The scientists found that before they die the neural stem cells succeed in inducing the host brain to produce large numbers of stem cells which repair the damage. These findings, which answered a major question in the stem cell research community, were published earlier this year in the leading journal, Molecular Psychiatry. Scientists are now developing procedures to administer the neural stem cells in the least invasive way possible – probably via blood vessels, making therapy practical and clinically feasible. Researchers also plan to work on developing methods to take cells from the patient’s own body, turn them into stem cells, and then transplant them back into the patient’s blood via the blood stream. Aside from decreasing the chances of immunological rejection, the approach will also eliminate the controversial ethical issues involved in the use of stem cells from human embryos.

12. Diabetes

Diabetes patients lose the function of their insulin-producing beta cells of their pancreas. Human embryonic stem cells may be grown in cell culture and stimulated to form insulin-producing cells that can be transplanted into the patient.

However, success depends on developing procedures in all required steps:[3]

* Have the cells proliferate and generate sufficient amount of tissue
* Differentiation into the right cell type
* Survival of the cells in the recipient (prevention of transplant rejection)
* Integration with the surrounding tissue in the body
* Function appropriately in long-term

13. Orthopaedics

Clinical case reports in the treatment of orthopaedic conditions have been reported. To date, the focus in the literature for musculoskeletal care appears to be on mesenchymal stem cells. Centeno et al. have published MRI evidence of increased cartilage and meniscus volume in individual human subjects. The results of trials including more patients are yet to be published making it hard to extrapolate the generalizability of these case reports. A newly published safety study published by the same group shows good safety and less complications than surgical care in a large study group of 227 patients over a 3-4 year period.

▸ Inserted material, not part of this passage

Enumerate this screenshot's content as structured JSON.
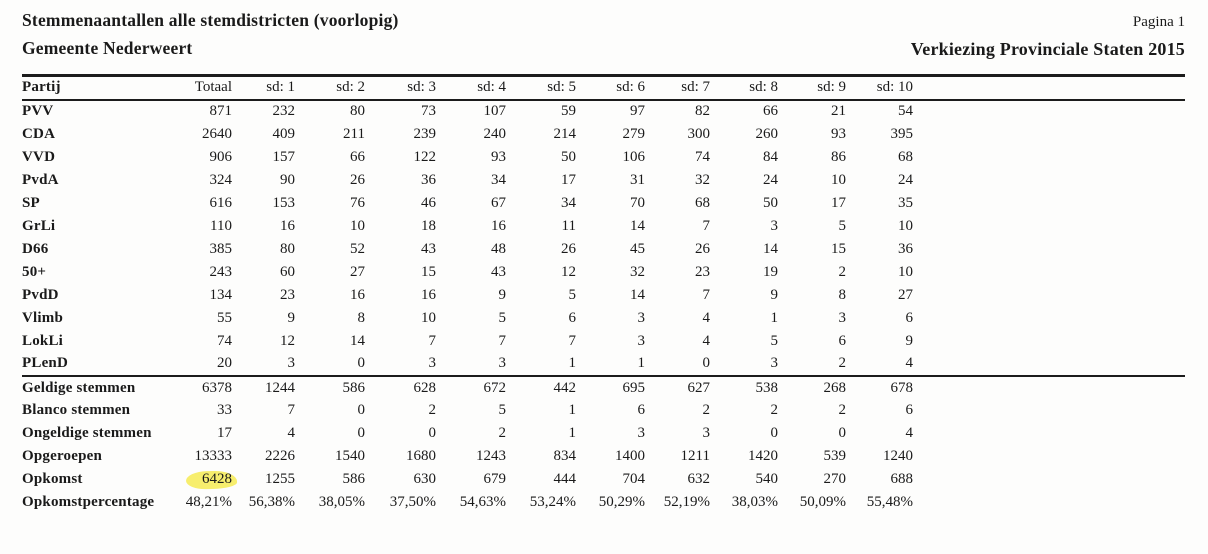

Wakitani has also published a small case series of nine defects in five knees involving surgical transplantation of mesenchymal stem cells with coverage of the treated chondral defects

14. Wound healing

In one experimental method in regenerative medicine, stem cells are used to stimulate the growth of human tissues. In an adult, wounded tissue is most often replaced by scar tissue, which is characterized in the skin by disorganized collagen structure, loss of hair follicles and irregular vascular structure. In the case of wounded fetal tissue, however, wounded tissue is replaced with normal tissue through the activity of stem cells. A possible method for tissue regeneration in adults is to place adult stem cell “seeds” inside a tissue bed “soil” in a wound bed and allow the stem cells to stimulate differentiation in the tissue bed cells. This method elicits a regenerative response more similar to fetal wound-healing than adult scar tissue formation. Researchers are still investigating different aspects of the “soil” tissue that are conducive to regeneration.

15. Infertility

Culture of human embryonic stem cells in mitotically inactivated porcine ovarian fibroblasts (POF) causes differentiation into germ cells (precursor cells of oocytes and spermatozoa), as evidenced by gene expression analysis.

Human embryonic stem cells have been stimulated to form Spermatozoon-like cells, yet still slightly damaged or malformed. It could potentially treat azoospermia.